Enquanto católica, dela fica a memória de um permanente alinhamento com os sectores da Igreja progressista, de militante para quem a Fé era factor de maior exigência na qualidade do serviço aos outros. Pessoas como a Maria de Lourdes, o meu querido e saudoso Padre Alberto (que conheci no princípio dos anos sessenta, como professor do Liceu D. João de Castro, na paróquia de Belém e na Juventude Escolar Católica), os Padres Felicidade Alves, João Resina Rodrigues,
Elisete Alves, Gabriela Ferreira e gente mais nova, a Catalina Pestana, por exemplo, eram e são pessoas de tal estirpe e gabarito que, há mais de quarenta anos, se tinham adiantado ao próprio Concílio Vaticano II, instituindo atitudes e práticas de culto que, mesmo hoje, são consideradas revolucionárias.

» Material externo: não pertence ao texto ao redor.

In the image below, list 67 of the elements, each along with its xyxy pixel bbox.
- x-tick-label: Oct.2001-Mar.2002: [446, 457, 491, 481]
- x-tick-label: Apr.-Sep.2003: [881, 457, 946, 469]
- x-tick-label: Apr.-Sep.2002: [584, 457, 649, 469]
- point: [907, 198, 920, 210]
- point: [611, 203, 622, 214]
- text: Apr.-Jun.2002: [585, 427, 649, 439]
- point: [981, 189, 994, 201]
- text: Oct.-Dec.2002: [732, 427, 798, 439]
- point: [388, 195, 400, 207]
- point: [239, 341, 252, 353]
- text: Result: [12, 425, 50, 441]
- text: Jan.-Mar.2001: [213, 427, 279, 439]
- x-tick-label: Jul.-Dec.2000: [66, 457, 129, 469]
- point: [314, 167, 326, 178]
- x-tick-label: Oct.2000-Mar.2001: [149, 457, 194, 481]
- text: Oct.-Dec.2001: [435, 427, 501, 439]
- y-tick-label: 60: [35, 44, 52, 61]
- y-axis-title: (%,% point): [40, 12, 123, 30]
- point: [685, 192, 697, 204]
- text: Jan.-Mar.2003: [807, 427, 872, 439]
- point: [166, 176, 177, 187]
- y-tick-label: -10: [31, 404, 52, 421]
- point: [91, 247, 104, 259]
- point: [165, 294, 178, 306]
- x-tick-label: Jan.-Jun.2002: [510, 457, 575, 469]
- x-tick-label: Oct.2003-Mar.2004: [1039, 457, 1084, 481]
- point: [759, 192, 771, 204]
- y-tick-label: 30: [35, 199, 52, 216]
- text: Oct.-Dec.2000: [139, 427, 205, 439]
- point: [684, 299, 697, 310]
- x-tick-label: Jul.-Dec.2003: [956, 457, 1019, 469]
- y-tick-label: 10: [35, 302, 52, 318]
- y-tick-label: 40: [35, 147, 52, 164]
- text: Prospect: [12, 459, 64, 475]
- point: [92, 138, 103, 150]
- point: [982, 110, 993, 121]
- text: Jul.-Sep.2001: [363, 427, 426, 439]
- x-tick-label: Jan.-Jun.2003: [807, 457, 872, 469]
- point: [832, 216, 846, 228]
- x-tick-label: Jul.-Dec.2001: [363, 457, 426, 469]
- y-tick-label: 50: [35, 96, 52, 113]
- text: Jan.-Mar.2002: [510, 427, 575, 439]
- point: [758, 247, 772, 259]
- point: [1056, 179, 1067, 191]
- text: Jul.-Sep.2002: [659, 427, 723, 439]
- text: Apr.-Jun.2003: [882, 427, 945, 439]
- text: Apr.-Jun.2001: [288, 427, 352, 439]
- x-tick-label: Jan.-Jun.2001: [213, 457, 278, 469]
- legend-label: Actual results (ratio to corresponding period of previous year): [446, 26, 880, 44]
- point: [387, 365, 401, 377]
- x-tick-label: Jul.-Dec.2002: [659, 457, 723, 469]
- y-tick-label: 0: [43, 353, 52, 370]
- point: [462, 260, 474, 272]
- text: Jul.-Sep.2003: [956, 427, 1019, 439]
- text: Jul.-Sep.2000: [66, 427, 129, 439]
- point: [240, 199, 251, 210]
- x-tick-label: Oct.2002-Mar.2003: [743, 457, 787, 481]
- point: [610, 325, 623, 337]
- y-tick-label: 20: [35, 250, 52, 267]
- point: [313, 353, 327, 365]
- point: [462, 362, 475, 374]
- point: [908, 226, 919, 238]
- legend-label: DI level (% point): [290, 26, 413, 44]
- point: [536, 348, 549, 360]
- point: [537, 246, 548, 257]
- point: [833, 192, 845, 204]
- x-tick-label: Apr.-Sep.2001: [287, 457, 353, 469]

Como é que, por oposição, não havia de me ocorrer o exemplo dos dois governantes que podem ter sido e virem a ser tudo o que a desmedida ambição lhes apontar sem que, jamais alcancem o estatuto de estadista que detinha Maria de Lourdes, como tal sendo considerada nos meios internacionais mais insuspeitos, juntamente e apenas com Mário Soares?

Estou certo de que os leitores habituais do Concelho Adiado compreenderão que tenha feito esta evocação da Maria de Lourdes Pintasilgo, cidadã a todos os títulos verdadeiramente excepcional, cujo último serviço à nação não foi acolhido. O conselho que o Presidente da República lhe solicitou não foi aproveitado, de nada serviu ter-se incomodado ao ponto de considerar que o país está a viver a pior crise desde o Vinte e Cinco de Abril.

Muito me pesa que a Maria de Lourdes tenha partido, necessariamente muito amargurada, apreensiva pela possibilidade de os destinos da nação serem confiados a um dos políticos menos qualificados, mais populistas, mais superficiais, o exemplo mais acabado de um hodierno conselheiro Acácio da nossa desgraçada classe política e pela mão de um padrinho que ninguém esperava que tivesse ali para os lados de Belém. Que desgosto não terá sido o seu?!

Quanto a nós, ao desgosto imenso de ter perdido uma referência vital, soma-se este de já pressentir em São Bento o poder da mais atrevida incultura, a galope na vacuidade de ideias, a ausência do sentido de Estado mascarada pelos fatos de bom corte, o charme pacóvio de um meia-tigela arvorado em chefe de governo, utilizado por astutos burgueses que dele se servirão para alcançar objectivos imediatos e prebendas.